Introduction and Motivation

The acquisition of massive datasets through web crawling has driven significant progress in deep learning over the past decade, as evidenced by datasets like LAION-400M and LAION-5B. However, these datasets suffer from quality issues such as misalignment and lack of descriptive detail. Prior work has shown that enhancing the textual descriptions of image-text pairs can improve the training of vision-LLMs. Existing methods to achieve this, such as human-in-the-loop systems or other automated pipelines, often remain closed-source.

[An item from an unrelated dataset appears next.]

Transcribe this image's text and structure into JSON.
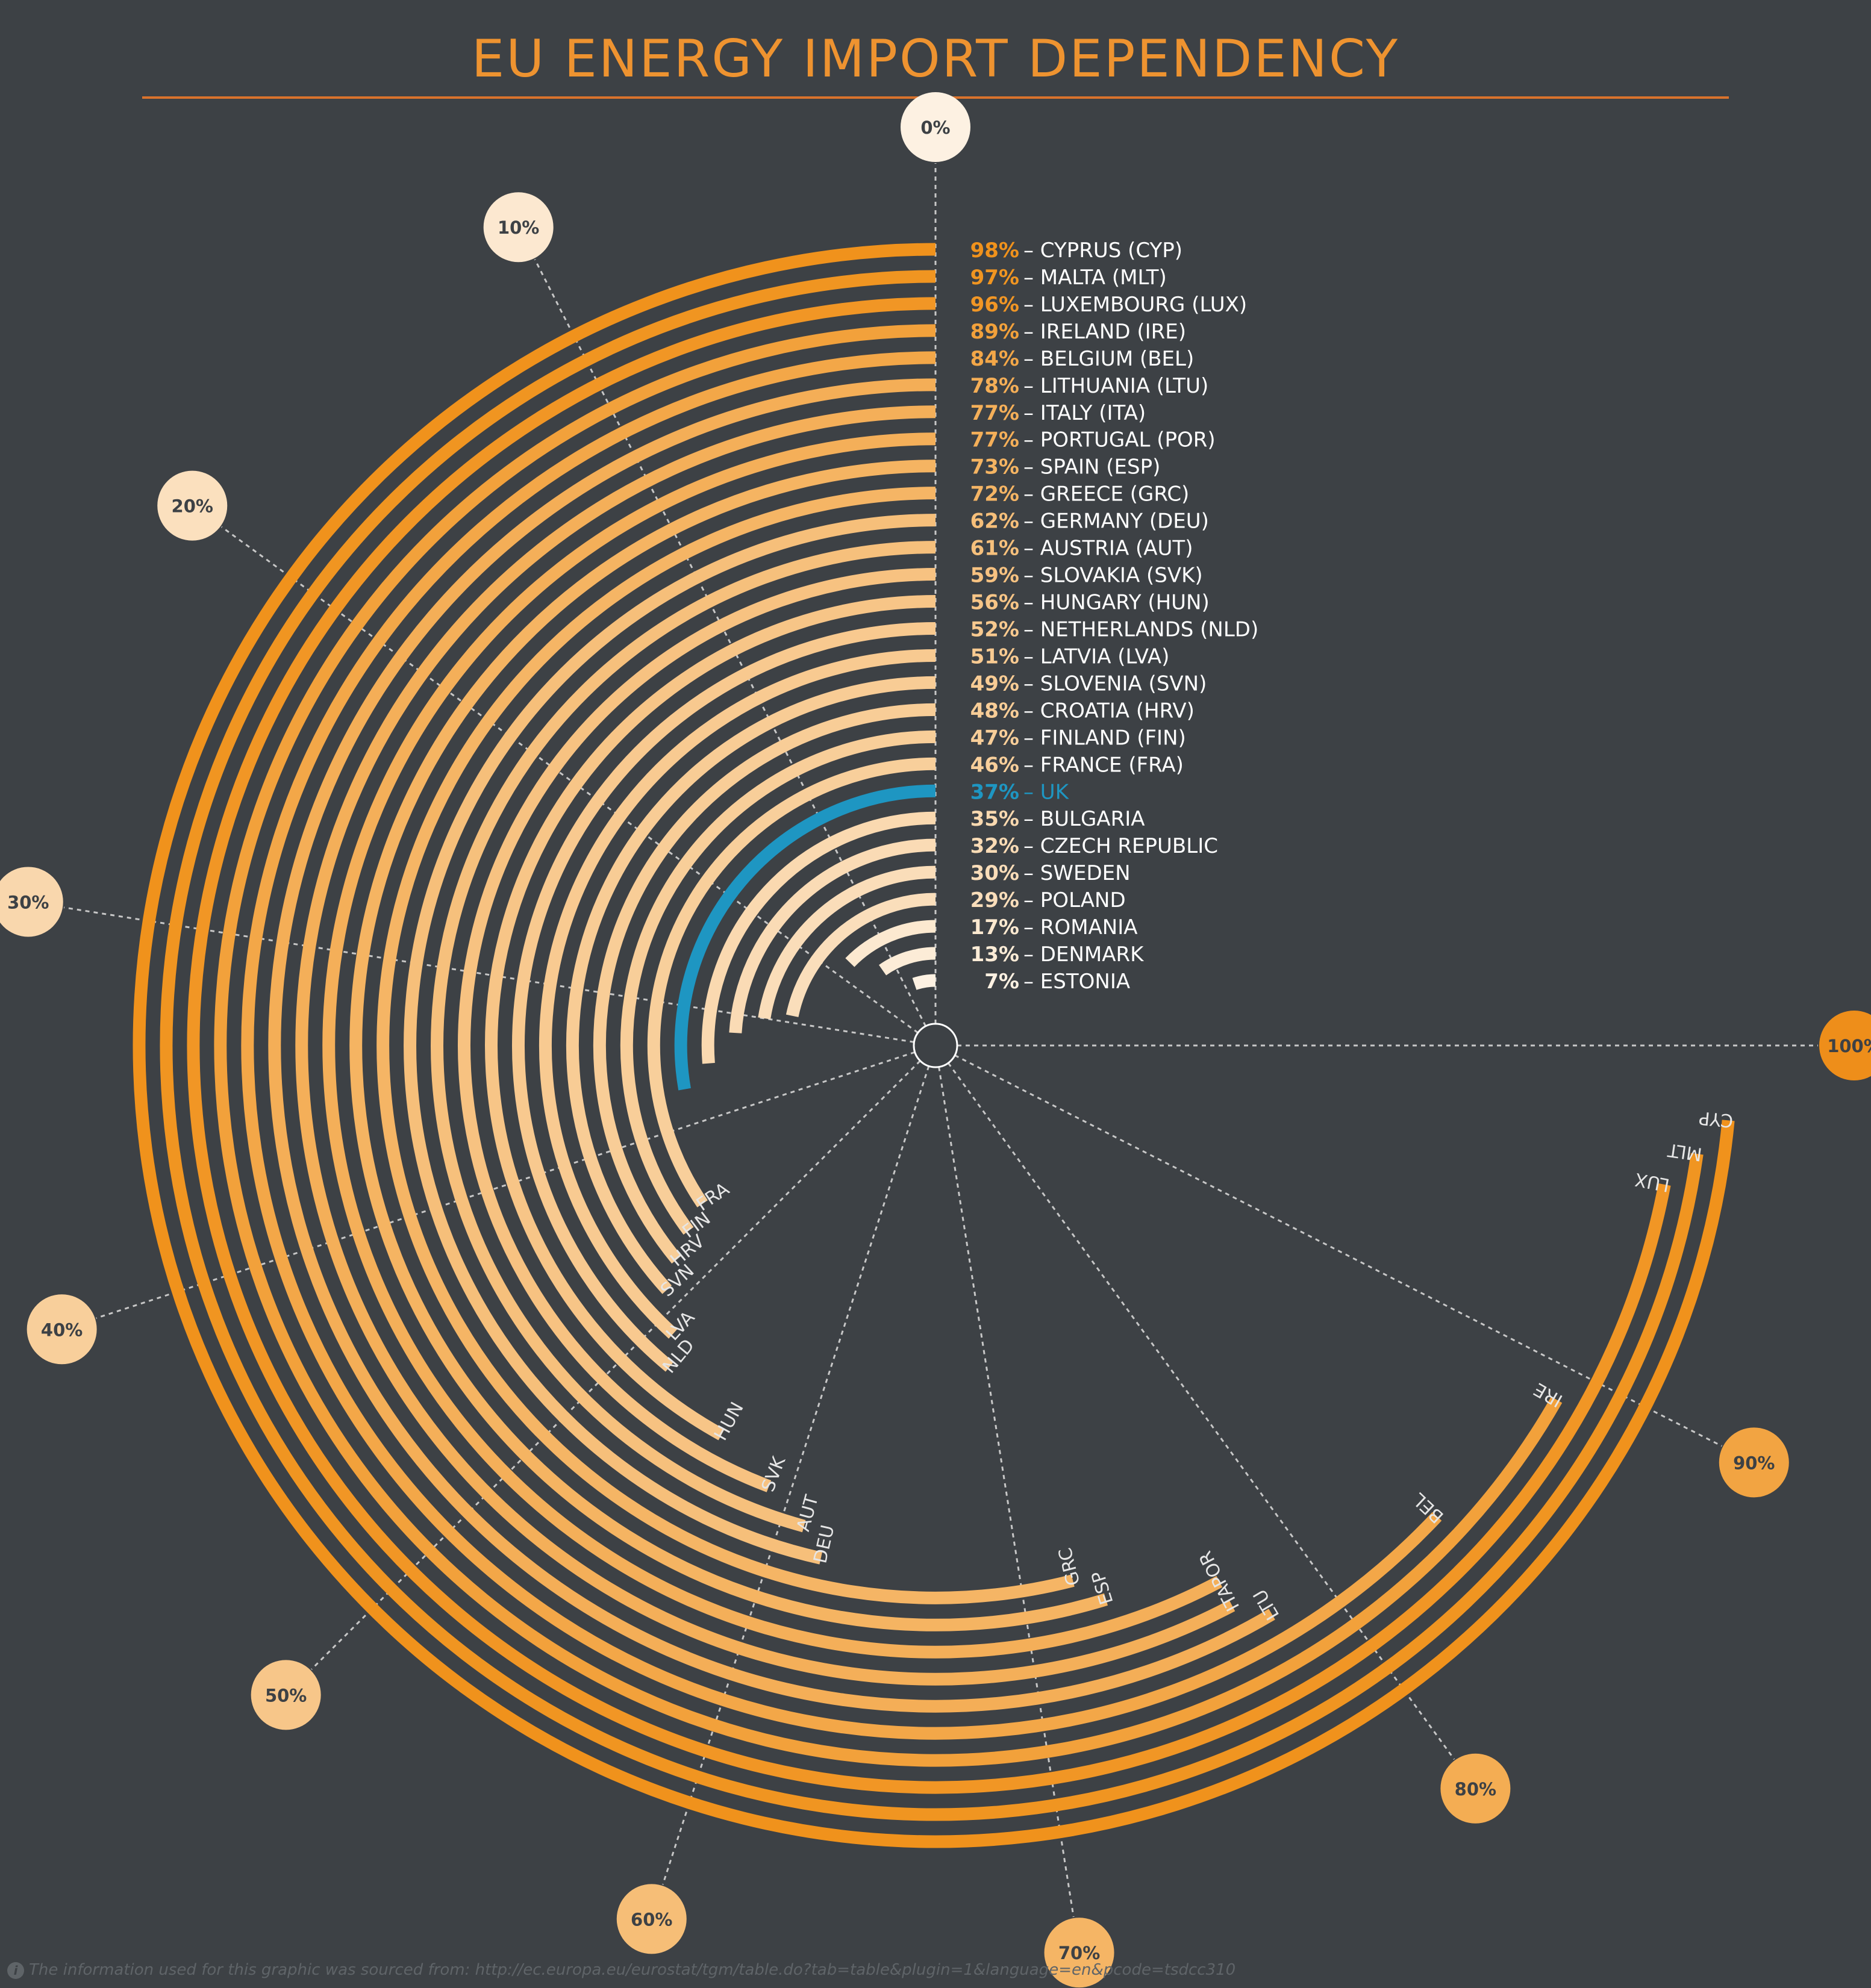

The paper aims to bridge this gap by leveraging the open-sourced LLaMA-3 model, which exhibits capabilities comparable to GPT-4. The authors fine-tune a LLaMA-3-8B model within the LLaVA framework, and use this to recaption the entire DataComp-1B dataset. This new dataset, Recap-DataComp-1B, is intended to enhance the training of advanced vision-LLMs.

Related Works

The paper of vision-language foundation models has been significantly advanced by models such as CLIP, which link images and text by training on large-scale datasets. However, one enduring challenge is the quality of web-crawled image-text data, which often suffers from poor alignment and brevity of textual descriptions. Solutions include data filtering and recaptioning, with the latter gaining traction due to its ability to enrich textual quality. Notable efforts in this direction include the use of LLMs like BLIP2 and frameworks like LLaVA.

Recaptioning Pipeline

The authors use an enhanced LLaMA-3-powered LLaVA model for their recaptioning pipeline. The model comprises a vision encoder and a language decoder, with an MLP layer projecting visual features into the language embedding space. The pipeline involves two training stages: the first trains only the projection MLP, while the second fine-tunes both the MLP and the language decoder. Quality enhancements are validated through multi-modal benchmarks like MMMU and MM-Vet, where the recaptioning model demonstrates superior visual understanding and reasoning.

Data Recaptioning

The authors apply their fine-tuned model to the DataComp-1B dataset, generating enhanced captions for 1.3 billion images. This effort yields Recap-DataComp-1B, which features more detailed and better-aligned textual descriptions compared to the original DataComp-1B dataset. A quantitative analysis reveals that the recaptioned data exhibits richer vocabulary and longer average sequence lengths, confirming its superior quality.

CLIP Performance

The enhanced dataset was used to train various scales of CLIP models, and substantial improvements were observed in cross-modal retrieval tasks. The paper found that training with a mixture of original and recaptioned data could optimize performance, with a 20-50% ratio of recaption data being particularly effective. Enlarging the text encoder further boosted performance across all model scales.

Text-to-Image Generation

The authors also investigated the performance of text-to-image generative models using Recap-DataComp-1B. Their evaluations showed that models trained on this dataset produced images with better alignment to user text instructions and higher visual quality. A larger model (DiT-L/2) exhibited improved text understanding and image generation, highlighting the scalability of Recap-DataComp-1B for generative tasks.

Conclusion

The paper effectively demonstrates that fine-tuning a LLaMA-3-powered LLaVA model to recaption large-scale image datasets like DataComp-1B can significantly improve the quality of the textual descriptions. The resultant dataset, Recap-DataComp-1B, offers substantial benefits for training advanced vision-LLMs, enhancing both cross-modal retrieval and text-to-image generation capabilities. The release of Recap-DataComp-1B is expected to stimulate further research and development in the open-source community, advancing the capabilities of vision-language foundation models.